Aux limites de l’innovation

Accessibilité moderne : quand le smartphone donne des yeux

Si vous vous demandez si un smartphone pourrait convenir à une personne qui n’a pas une bonne vue, qui est malvoyante ou aveugle, la réponse est sûrement positive. En plus d’avoir des interfaces simples et facilement transposables aux commandes vocales, les smartphones récents regorgent d’application qui peuvent rendre service dans des situations de handicap visuel, jusqu’à rendre autonome des tâches autrefois impossibles sans aide extérieure. Petite revue.

 

Light Detector

Light Detector est peut-être la première application à installer par un malvoyant : elle est de celles qui peuvent changer la vie au quotidien. Son principe est fort simple : elle convertit la lumière en son, grâce à la caméra d’un iPhone. Pointez votre appareil dans la direction que vous souhaitez et il émettra un son en présence de lumière. Cette tonalité sera plus grave ou plus aiguë selon l’intensité de la lumière. L’application permet de détecter les sources de lumière avec précision en se rapprochant petit à petit de l’ampoule et permet également de comprendre très rapidement si la lumière est allumée ou éteinte dans une pièce.

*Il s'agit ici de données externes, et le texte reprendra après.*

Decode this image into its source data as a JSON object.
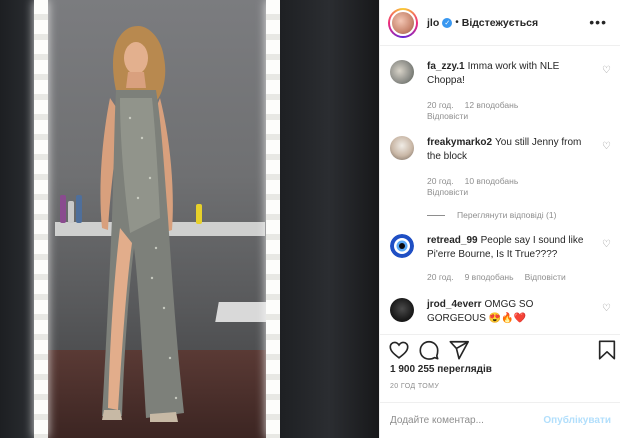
{
  "post": {
    "username": "jlo",
    "dot": "•",
    "follow_state": "Відстежується",
    "more": "•••"
  },
  "comments": [
    {
      "username": "fa_zzy.1",
      "text": "Imma work with NLE Choppa!",
      "time": "20 год.",
      "likes": "12 вподобань",
      "reply": "Відповісти"
    },
    {
      "username": "freakymarko2",
      "text": "You still Jenny from the block",
      "time": "20 год.",
      "likes": "10 вподобань",
      "reply": "Відповісти"
    },
    {
      "username": "retread_99",
      "text": "People say I sound like Pi'erre Bourne, Is It True????",
      "time": "20 год.",
      "likes": "9 вподобань",
      "reply": "Відповісти"
    },
    {
      "username": "jrod_4everr",
      "text": "OMGG SO GORGEOUS 😍🔥❤️"
    }
  ],
  "view_replies": "Переглянути відповіді (1)",
  "actions": {
    "like": "heart-icon",
    "comment": "comment-icon",
    "share": "share-icon",
    "save": "bookmark-icon"
  },
  "views": "1 900 255 переглядів",
  "time_ago": "20 ГОД ТОМУ",
  "add_comment": {
    "placeholder": "Додайте коментар...",
    "publish": "Опублікувати"
  },
  "colors": {
    "accent": "#3897f0",
    "muted": "#8e8e8e",
    "publish_disabled": "#b2dffc"
  }
}
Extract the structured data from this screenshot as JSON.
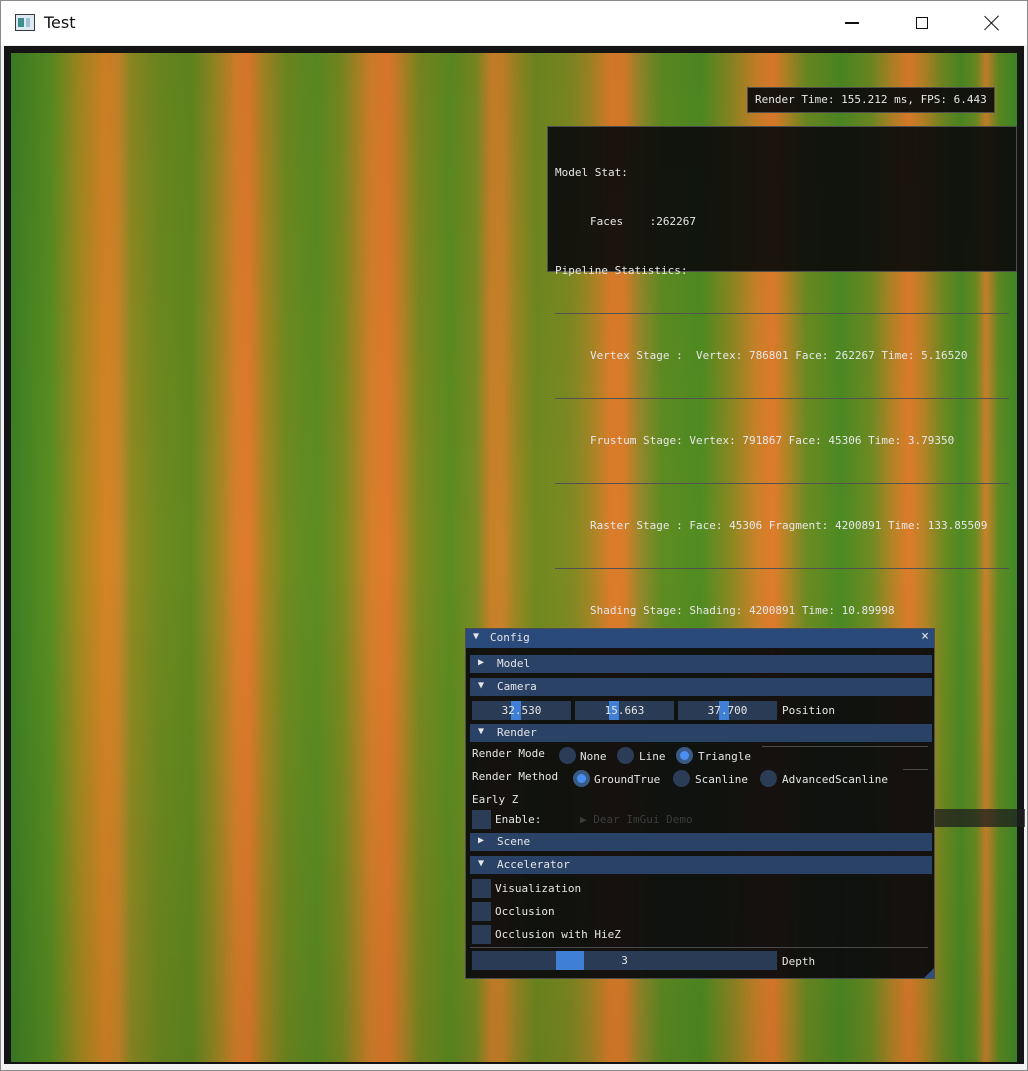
{
  "window": {
    "title": "Test"
  },
  "overlay": {
    "fps": "Render Time: 155.212 ms, FPS: 6.443",
    "model_stat": "Model Stat:",
    "faces": "Faces    :262267",
    "pipeline": "Pipeline Statistics:",
    "vertex_stage": "Vertex Stage :  Vertex: 786801 Face: 262267 Time: 5.16520",
    "frustum_stage": "Frustum Stage: Vertex: 791867 Face: 45306 Time: 3.79350",
    "raster_stage": "Raster Stage : Face: 45306 Fragment: 4200891 Time: 133.85509",
    "shading_stage": "Shading Stage: Shading: 4200891 Time: 10.89998"
  },
  "config": {
    "title": "Config",
    "close": "×",
    "sections": {
      "model": "Model",
      "camera": "Camera",
      "render": "Render",
      "scene": "Scene",
      "accelerator": "Accelerator"
    },
    "camera": {
      "x": "32.530",
      "y": "15.663",
      "z": "37.700",
      "position_label": "Position"
    },
    "render": {
      "mode_label": "Render Mode",
      "modes": [
        "None",
        "Line",
        "Triangle"
      ],
      "mode_selected": "Triangle",
      "method_label": "Render Method",
      "methods": [
        "GroundTrue",
        "Scanline",
        "AdvancedScanline"
      ],
      "method_selected": "GroundTrue",
      "early_z_label": "Early Z",
      "enable_label": "Enable:",
      "enable_checked": false,
      "demo_label": "▶  Dear ImGui Demo"
    },
    "accelerator": {
      "visualization": "Visualization",
      "occlusion": "Occlusion",
      "occlusion_hiez": "Occlusion with HieZ",
      "depth_value": "3",
      "depth_label": "Depth"
    }
  },
  "colors": {
    "title_active": "#294a7a",
    "header": "#294266",
    "frame": "#2b3c57",
    "accent": "#4a8ff0"
  },
  "icons": {
    "collapse_open": "▼",
    "collapse_closed": "▶"
  }
}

Performante et précise, Light Detector comprend aussi où se trouve la lumière du soleil et peut, par exemple, vous permettre de repérer la position d’une fenêtre sur un mur. A l’usage, on s’aperçoit que tout a été conçu et réfléchi pour une utilisation par une personne visuellement handicapée : l’application prend toutes ses précautions pour les configurations et vous indique les temps de chargement pour éviter que vous ne pointiez votre objectif trop tôt. Un must, disponible uniquement sur iOS.

 

Color Identifier

Et voilà le complément idéal à l’application précédente, qui servira quotidiennement, à la fois aux malvoyants et aux daltoniens. Color Identifier porte bien son nom : en pointant la caméra de votre smartphone vers un objet, qu’il tourne sous Android ou sous iOS, l’application se chargera de nommer avec une grande précision la couleur qu’il détecte.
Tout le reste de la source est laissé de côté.